One of the most quoted references of the Buddha’s teachings on well-being is the 204th verse of the Dhammapada, contained in the Sukhavagga or the Discourses on Happiness:
Arōgā paramā lābhā
san tutthi paramam dhanan
vis āsa paramā nāthi
Nibbānan paramam sukhan
Acharya Buddharakkitha translates it as follows: “Health is the most precious gain and contentment the greatest wealth; a trustworthy person is the best kinsman and Nibbana the highest bliss.”
Health, contentment, kin and Nibbana can each be elaborated, but this is no thesis on Buddhism. What we need to draw is the importance of good health as being a condition that surpasses all else in terms of the tangibles one can obtain in life.
A healthy nation can therefore be considered a kind of bedrock for all other improvements. Obtaining it is not easy. It is not that our leaders have been oblivious to the subject of health. For decades we’ve trotted out laudable numbers pertaining to importance indicators of good health, mostly flowing from an excellent public health system complemented by equally excellent awareness programs.
The question that’s often been asked is whether it is sustainable. In other words, there are doubts that a country with an economy such as ours can afford to subsidize to the extent it does. Perhaps it is not about blanket subsidies but intelligent support from the state.
The discussion on the sector in recent times have been caricatured into a private vs public debate. Within it, there’s mention of a national policy on drugs, price formulas for private hospitals and of course the controversy over private medical schools.
In all this, there has been a concerted effort to dub the Government Medical Officers’ Association (GMOA) as the villain of the piece. They, unlike other professionals, are not supposed to have grievances. They earn enough, we are told (as though only those who earn less than some magical figure have grievances and therefore have the privilege to protest). That vilification extends to the services provided. State hospitals are not plush entities like private hospitals, it is lamented. There is over-crowding and a general unkempt appearance (which does not mean it’s unhygienic, note).
In all this, there’s a lot missing. Nothing about the fact that hospitals are understaffed in almost all categories, that those who have to work do the work of several (unlike in private hospitals), that even today the state hospitals provide the best services across the board (a hospital is not a resort hotel, note) and offer the kind of medical surveillance a private hospital just does not. It must be noted that there are excellently maintained state facilities in certain parts of the country, which clearly says that meagre though the resources may be, they can be intelligently used. And yet, any medical mishap in any state hospital is inflated in the media whereas negligence in private hospitals is swept under the carpet (if indeed it is even known!).

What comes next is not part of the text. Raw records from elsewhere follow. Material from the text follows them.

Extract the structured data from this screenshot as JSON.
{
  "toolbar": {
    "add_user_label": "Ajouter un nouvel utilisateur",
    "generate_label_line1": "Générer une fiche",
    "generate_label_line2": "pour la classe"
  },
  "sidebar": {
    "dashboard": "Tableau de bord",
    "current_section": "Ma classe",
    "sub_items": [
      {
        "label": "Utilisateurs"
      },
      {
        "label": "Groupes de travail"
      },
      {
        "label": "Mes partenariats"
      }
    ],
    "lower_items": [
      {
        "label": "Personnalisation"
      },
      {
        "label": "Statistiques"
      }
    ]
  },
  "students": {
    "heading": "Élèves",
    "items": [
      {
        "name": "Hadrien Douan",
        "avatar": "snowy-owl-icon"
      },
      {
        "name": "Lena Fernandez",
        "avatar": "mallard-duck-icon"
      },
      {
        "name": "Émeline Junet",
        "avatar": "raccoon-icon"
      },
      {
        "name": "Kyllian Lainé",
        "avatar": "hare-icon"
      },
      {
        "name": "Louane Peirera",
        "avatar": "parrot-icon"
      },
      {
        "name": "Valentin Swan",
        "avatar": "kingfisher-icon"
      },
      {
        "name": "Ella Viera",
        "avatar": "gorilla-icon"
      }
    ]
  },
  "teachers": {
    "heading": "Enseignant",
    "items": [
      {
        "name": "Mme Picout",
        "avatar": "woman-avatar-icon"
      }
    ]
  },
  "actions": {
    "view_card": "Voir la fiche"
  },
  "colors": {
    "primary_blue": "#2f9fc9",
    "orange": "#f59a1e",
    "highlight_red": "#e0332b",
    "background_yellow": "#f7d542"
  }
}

That said, the solution is not to have a policy of destroying one or the other, but to figure out a system where anyone has access to medical care that is affordable. Insurance has been offered as a solution, but the system introduced recently for school children essentially gets the tax-payer to fatten insurance companies and private hospitals.
As mentioned, it is not about the services but also about the drugs. Here too there is the public vs private matter being debated. Drug companies are villains, some say. The State Pharmaceutical Corporation just can’t deliver, others say. The default option so far has been to let multinational pharmaceutical companies to do as they please. There is very little talk about private-public partnerships or supporting the development of a local pharmaceutical industry.
Time was when regular work in the household and community provided all the exercise necessary. That community and that household has been all but destroyed. Now we have walkways, gymnasiums, spas and expensive hospitals.
Somewhere, somehow, the basics seem to have been forgotten. For example, the General Practitioner is almost a dying breed. Patients have taken over that role. If one has seen a skin specialist, then one is qualified to recommend that specialist to someone suffering the same or similar ailment. Where’s the debate on nutrition? Where’s the debate on preventive measures? Where’s community medicine? Where’s awareness creation? Where’s the debate on enabling environments? Why are these not part of the overall discourse on development?
Development has destroyed a lot of things. When forests go, so do a vast treasury of genes that has the potential to cure. A culture of untrammeled consumption of which junk food and all kinds of unhealthy substances are touted as being essential parts of ‘the good life’ have severely compromised the general health of the population. Remember that all this was attended by a deliberate and concerted vilification of all things indigenous — foods, medicine and medical practices included. Indigenous medical practitioners and practices are vilified as indulgence in mumbo-jumbo, but faith-healers protected in the name of religious freedom.
Let’s leave Nibbana aside. ‘Contentment’ has been codified in terms of material things. There are no kin; there are only partners in all kinds of profit-making operations. Can we truly say that ‘health’ in Sri Lanka is thought of the most precious gain? If not, why not?
Over to you, Messers Nagananda Kodituwakku, Rohan Pallewatte, Gotabhaya Rajapaksa, Patali Champika Ranawaka, Ranil Wickremesinghe, Maithripala Sirisena and any other individual entertaining hopes of becoming the next President of Sri Lanka.